Trending News|February 04, 2015 04:02 EST
Amanda Knox Trial Update: Murder Case's Final Verdict Set for March 2015
The 2007 murder case of Meredith Kercher is set to its final trial in March, as primary suspects Amanda Knox and Raffaele Sollecito will face the Italian courts for the third time.
The brutal killing of the British foreign exchange student took place in her flat while attending the University of Perugia, Italy in 2007. Kercher's high-profile murder case is still a mystery up to this day, as several stories and allegations surrounding the crime made it even more perplexing, which include testimonies that were given and disavowed that discredits the opinion of those who were involved with the case.
At the night of the murder in November 2007, Amanda Knox claimed she was with Sollecito in his apartment. In the late morning of November 2, Knox reported to the police that Kercher was not answering her locked bedroom door. When the police had finally arrived and broke the door open, Kercher was found dead on the floor with a shirt pulled up to her shoulders. Knox and Kercher were flatmates in an isolated house.

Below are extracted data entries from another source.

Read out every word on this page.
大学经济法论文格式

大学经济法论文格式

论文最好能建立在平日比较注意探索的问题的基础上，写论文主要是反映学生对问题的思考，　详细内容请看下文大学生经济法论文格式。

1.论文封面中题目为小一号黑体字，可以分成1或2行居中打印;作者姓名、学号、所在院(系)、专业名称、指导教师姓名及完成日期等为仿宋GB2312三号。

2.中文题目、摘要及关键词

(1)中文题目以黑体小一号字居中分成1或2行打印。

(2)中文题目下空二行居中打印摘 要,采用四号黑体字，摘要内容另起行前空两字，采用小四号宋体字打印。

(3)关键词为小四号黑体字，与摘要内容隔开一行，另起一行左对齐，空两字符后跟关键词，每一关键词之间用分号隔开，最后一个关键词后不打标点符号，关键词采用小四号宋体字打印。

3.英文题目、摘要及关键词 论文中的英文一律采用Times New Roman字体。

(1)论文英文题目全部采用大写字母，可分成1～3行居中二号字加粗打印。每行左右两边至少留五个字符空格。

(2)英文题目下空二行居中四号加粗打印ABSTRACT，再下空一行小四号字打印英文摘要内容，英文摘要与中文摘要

When the assigned Prosecutor Giuliano Mignini spoke to Knox at the scene, he suspects that she was trying to hide something. This led to Knox being the primary suspect of Kercher's murder. Mignini's theory of the case is that Knox and Sollecito killed Kercher as a form of a Masonic rite or a satanic ritual for Halloween.
Mignini said that Meredith's murder ""¦was the consequence of a sex hazing to which Meredith herself did not intend to take part, and, above all, it was the consequence of a climate of hostility which built up progressively between the Coulson girl and Amanda because of their different habit, and because of Meredith's suspicion about alleged money thefts by Knox." However, this statement made his capability to handle the case questionable.
Knox and Sollecito were convicted, acquitted, and convicted the second time of Kercher's murder. Currently, they're free as their appeal has yet to be heard. However, the final verdict next month will determine whether they are truly guilty of the crime or not.